L’energia e il dinamismo della città di Singapore, cuore pulsante del Sudest asiatico, sono perfettamente percepibili in Art SG 2025, annuale fiera di arte contemporanea che conquista il vibrante financial district e il meraviglioso Marina Bay Sands Expo and Convention Centre. L’evento, dal focus internazionale e dal sapore innovativo, conta su una stellare line-up di partecipanti, tra artisti e gallerie locali e da tutto il mondo, e articola il ricchissimo programma in esposizioni, installazioni sperimentali, performance e pannelli di discussione.

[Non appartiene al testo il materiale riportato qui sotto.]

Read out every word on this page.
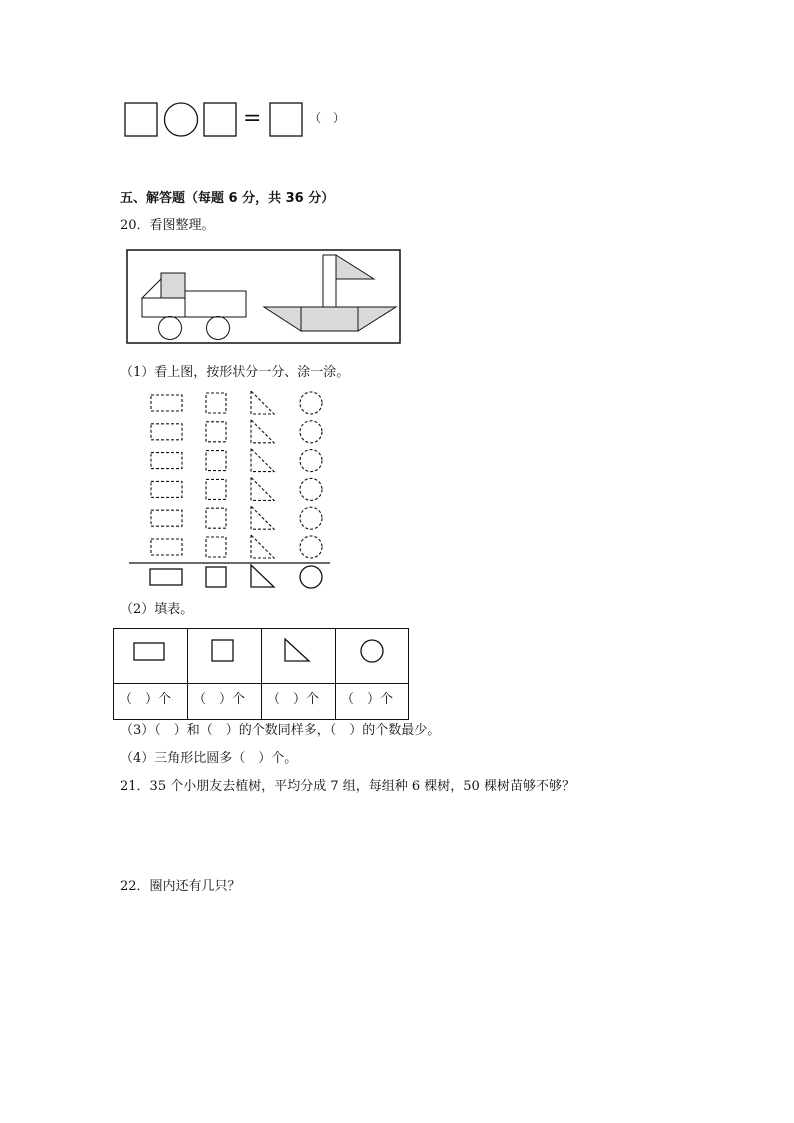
=	（　）
五、解答题（每题 6 分，共 36 分）
20．看图整理。
（1）看上图，按形状分一分、涂一涂。
（2）填表。
（　）个 （　）个 （　）个 （　）个
（3）（　）和（　）的个数同样多，（　）的个数最少。
（4）三角形比圆多（　）个。
21．35 个小朋友去植树，平均分成 7 组，每组种 6 棵树，50 棵树苗够不够？
22．圈内还有几只？
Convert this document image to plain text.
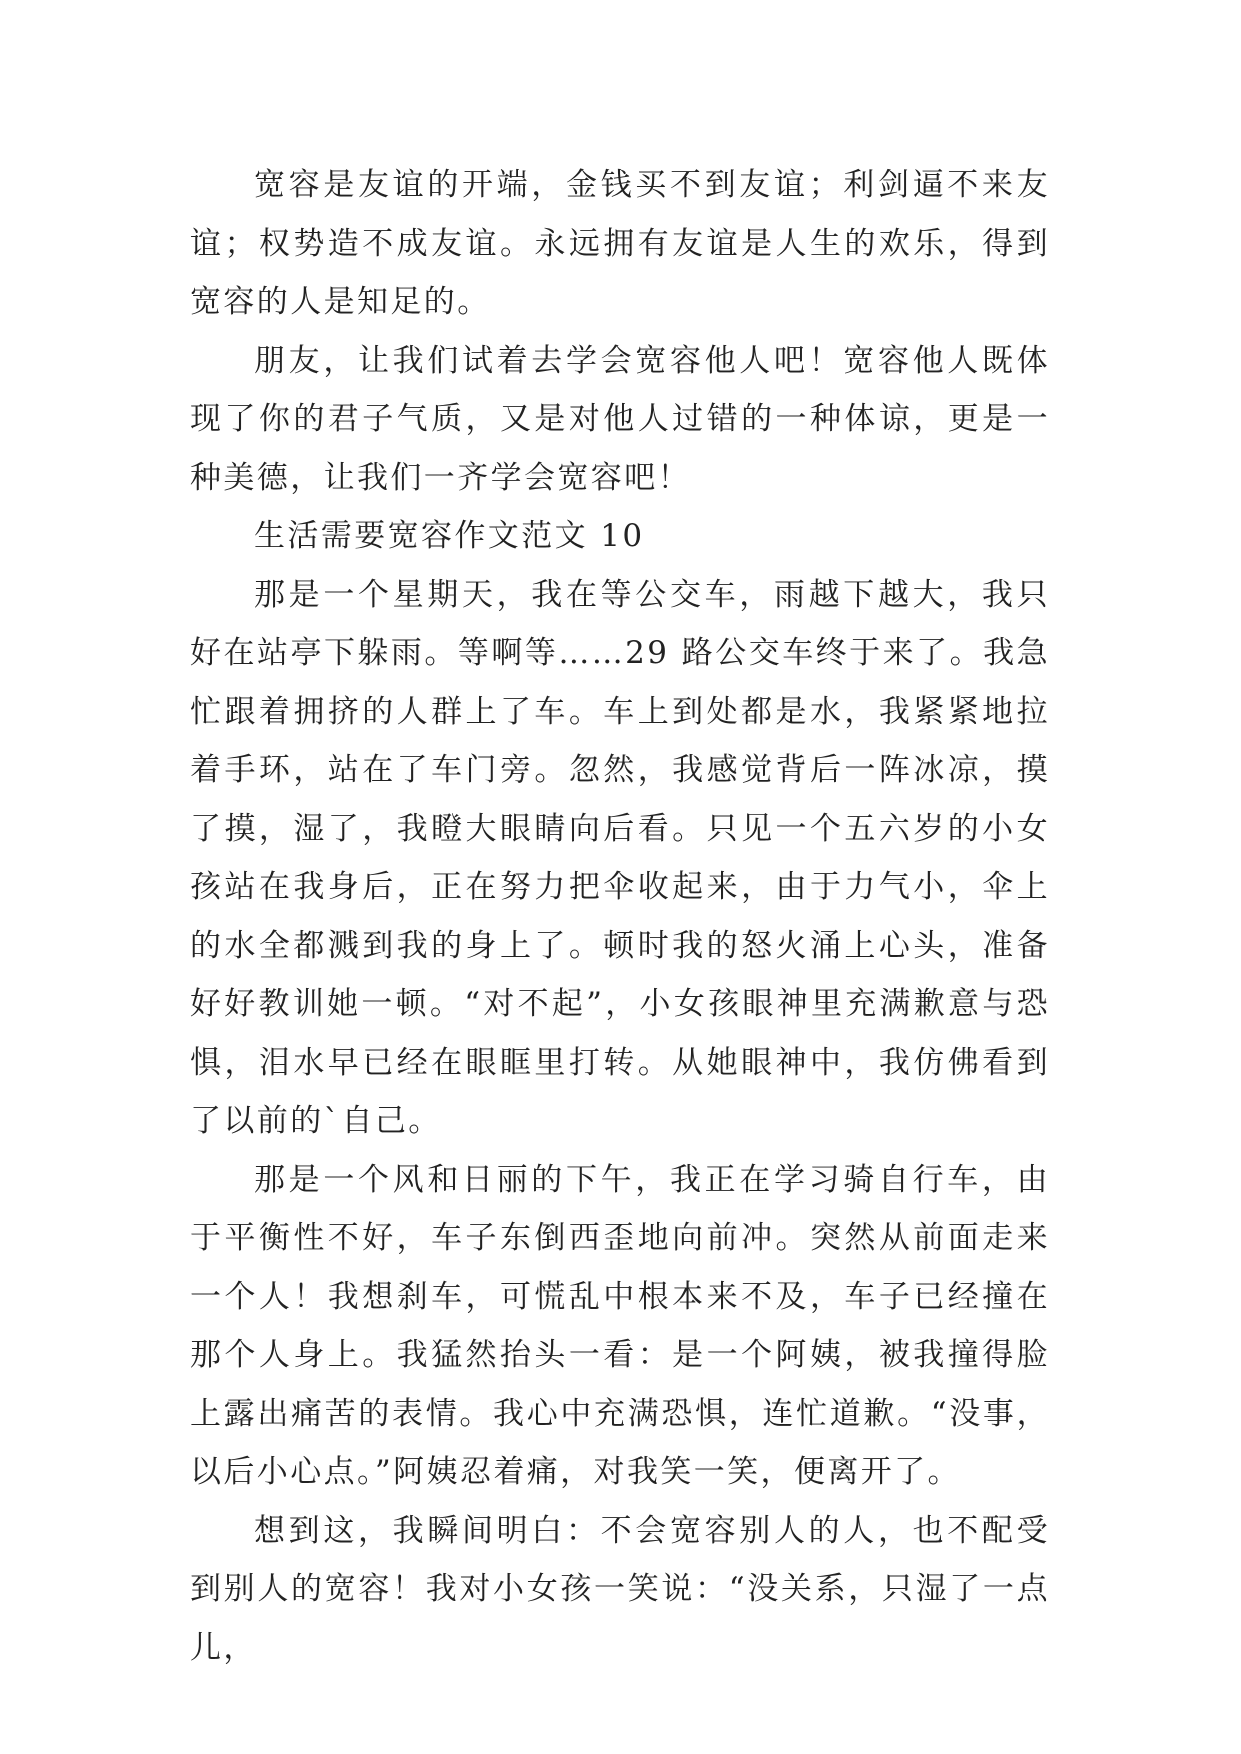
宽容是友谊的开端，金钱买不到友谊；利剑逼不来友谊；权势造不成友谊。永远拥有友谊是人生的欢乐，得到宽容的人是知足的。

朋友，让我们试着去学会宽容他人吧！宽容他人既体现了你的君子气质，又是对他人过错的一种体谅，更是一种美德，让我们一齐学会宽容吧！

生活需要宽容作文范文 10

那是一个星期天，我在等公交车，雨越下越大，我只好在站亭下躲雨。等啊等……29 路公交车终于来了。我急忙跟着拥挤的人群上了车。车上到处都是水，我紧紧地拉着手环，站在了车门旁。忽然，我感觉背后一阵冰凉，摸了摸，湿了，我瞪大眼睛向后看。只见一个五六岁的小女孩站在我身后，正在努力把伞收起来，由于力气小，伞上的水全都溅到我的身上了。顿时我的怒火涌上心头，准备好好教训她一顿。“对不起”，小女孩眼神里充满歉意与恐惧，泪水早已经在眼眶里打转。从她眼神中，我仿佛看到了以前的`自己。

那是一个风和日丽的下午，我正在学习骑自行车，由于平衡性不好，车子东倒西歪地向前冲。突然从前面走来一个人！我想刹车，可慌乱中根本来不及，车子已经撞在那个人身上。我猛然抬头一看：是一个阿姨，被我撞得脸上露出痛苦的表情。我心中充满恐惧，连忙道歉。“没事，以后小心点。”阿姨忍着痛，对我笑一笑，便离开了。

想到这，我瞬间明白：不会宽容别人的人，也不配受到别人的宽容！我对小女孩一笑说：“没关系，只湿了一点儿，
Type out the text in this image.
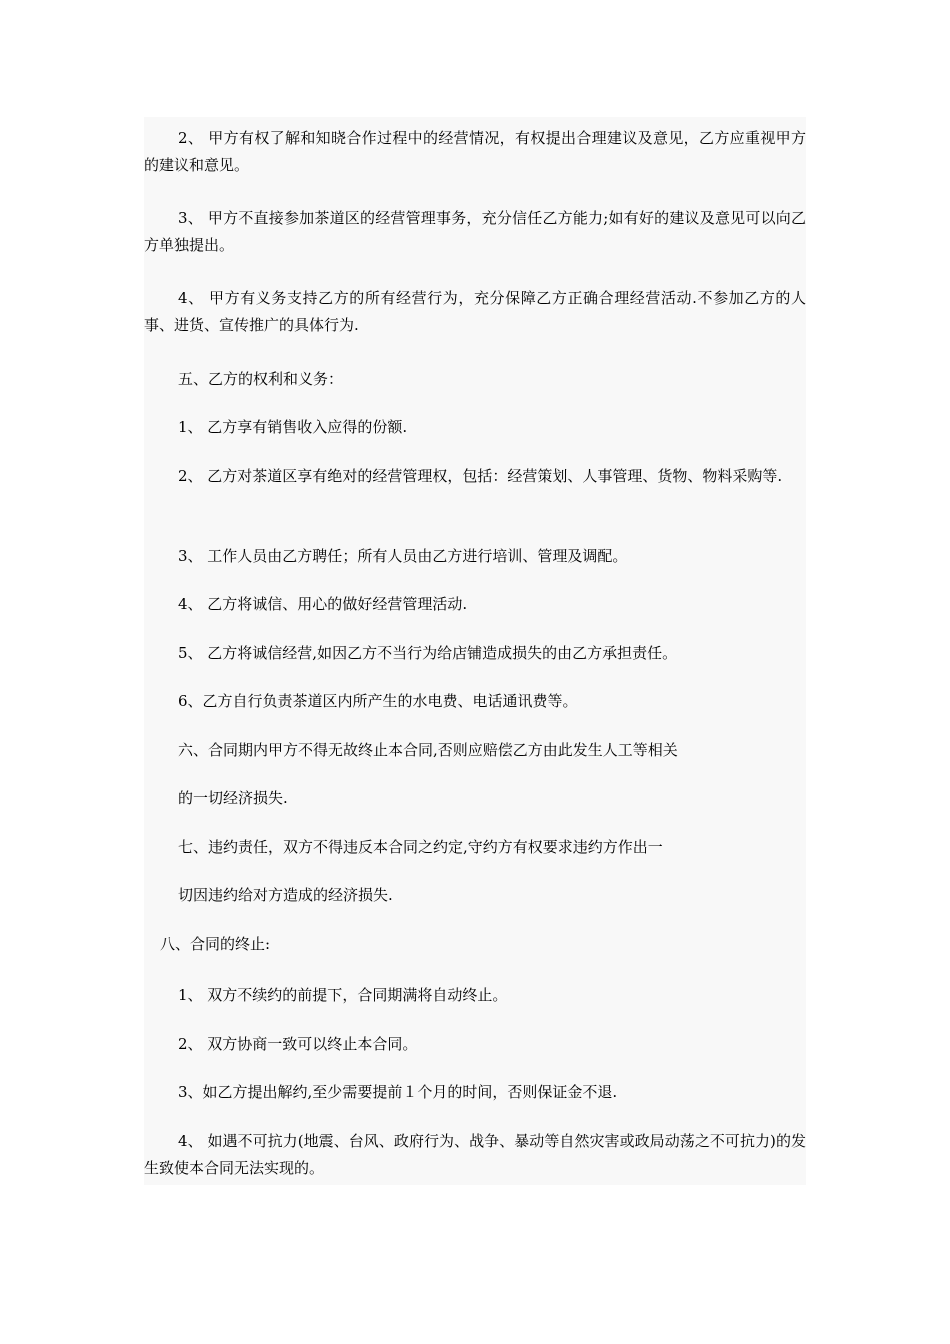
2、 甲方有权了解和知晓合作过程中的经营情况，有权提出合理建议及意见，乙方应重视甲方的建议和意见。

3、 甲方不直接参加茶道区的经营管理事务，充分信任乙方能力;如有好的建议及意见可以向乙方单独提出。

4、 甲方有义务支持乙方的所有经营行为，充分保障乙方正确合理经营活动.不参加乙方的人事、进货、宣传推广的具体行为.

五、乙方的权利和义务：

1、 乙方享有销售收入应得的份额.

2、 乙方对茶道区享有绝对的经营管理权，包括：经营策划、人事管理、货物、物料采购等.

3、 工作人员由乙方聘任；所有人员由乙方进行培训、管理及调配。

4、 乙方将诚信、用心的做好经营管理活动.

5、 乙方将诚信经营,如因乙方不当行为给店铺造成损失的由乙方承担责任。

6、乙方自行负责茶道区内所产生的水电费、电话通讯费等。

六、合同期内甲方不得无故终止本合同,否则应赔偿乙方由此发生人工等相关

的一切经济损失.

七、违约责任，双方不得违反本合同之约定,守约方有权要求违约方作出一

切因违约给对方造成的经济损失.

八、合同的终止:

1、 双方不续约的前提下，合同期满将自动终止。

2、 双方协商一致可以终止本合同。

3、如乙方提出解约,至少需要提前１个月的时间，否则保证金不退.

4、 如遇不可抗力(地震、台风、政府行为、战争、暴动等自然灾害或政局动荡之不可抗力)的发生致使本合同无法实现的。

Il suo successo conferma la città di Singapore come uno dei punti chiave del panorama artistico contemporaneo, non solo asiatico ma globale.
L’edizione 2025, diretta da Shuyin Yang, si svolgerà dal 17 al 19 gennaio, ed è parte della Singapore Art Week (ricorrenza che coinvolge l’intera città con mostre, esposizioni ed eventi diffusi); ospiterà 105 gallerie, installazioni site-specific, performance ed esperienze immersive, che condurranno il visitatore in un autentico viaggio nel presente e nel futuro dell’arte contemporanea.
Ecco cosa aspettarsi dall’evento.

I tre settori principali di Art SG 2025
La fiera si compone di tre settori: GALLERIES, FOCUS e FUTURES. Il primo vanta un composito panorama di artisti, il secondo ospiterà gallerie che presentano artisti in solo o in coppia, e il terzo sarà incentrato su gallerie emergenti, in attività da meno di dieci anni.
GALLERIES
GALLERIES si conferma il centro della fiera, settore principale, ed esporrà lavori di ogni tipo da artisti provenienti da tutti gli angoli del globo. Da non perdere la presentazione di Ota Fine Arts, storica galleria di Tokyo (con sedi a Shanghai e nella stessa Singapore), che porterà un’incredibile selezione di artisti di provenienza asiatica: tra i partecipanti più noti Maria Farrar, con la sua indistinguibile espressività e lavoro di astrazione e Rina Banerjee, che esplora con le sue sculture e installazioni i temi di identità e globalizzazione; spicca anche lo stile inconfondibile di Chris Huen Sin-Kan, e il suo sguardo unico sulla vita quotidiana.


Maria Farrar – Writer 2019 oil on linen 180x130cm

FOCUS
Parte integrante del settore FOCUS sarà la serie A Hopeless Hope, dell’artista thailandese Naraphat Sakarthornsap: l’insieme di lavori mette in discussione strutture ed esperienze sociali, attraverso opere che fanno emergere i lati nascosti della cultura asiatica, ed è presentata dalla galleria SAC di Bangkok.


FUTURES
La galleria londinese Mandy Zhang Art, parte di FUTURES, presenterà un’esposizione dell’artista cinese Jin Han: l’opera si compone di pitture a olio e in legno, che ruotano intorno al tema dell’etere.


Dedicato alle installazioni site-specific è invece il settore PLATFORMS, con opere di artisti di ogni generazione che attraverseranno l’intera fiera. Tra i tanti spettacolari lavori ricordiamo l’installazione di Miya Ando Moon Ensō (Engessō 円月相), composta da ventinove pannelli di seta, che rappresentano un intero ciclo lunare e tutte le sue fasi.

Il programma prevede anche i settori FILMS e TALKS, dedicati rispettivamente a film, video e arte in movimento e a discussioni di varia natura. Il primo, in collaborazione con Bangkok Kunsthalle, presenta opere selezionate, che si concentrano su tecniche sperimentali e sui nuovi orizzonti dell’arte del filmmaking; il secondo, supportato da AXA XL, verte su temi di rilievo come il rapporto tra l’arte e l’intelligenza artificiale e i legami tra l’opera e la performance.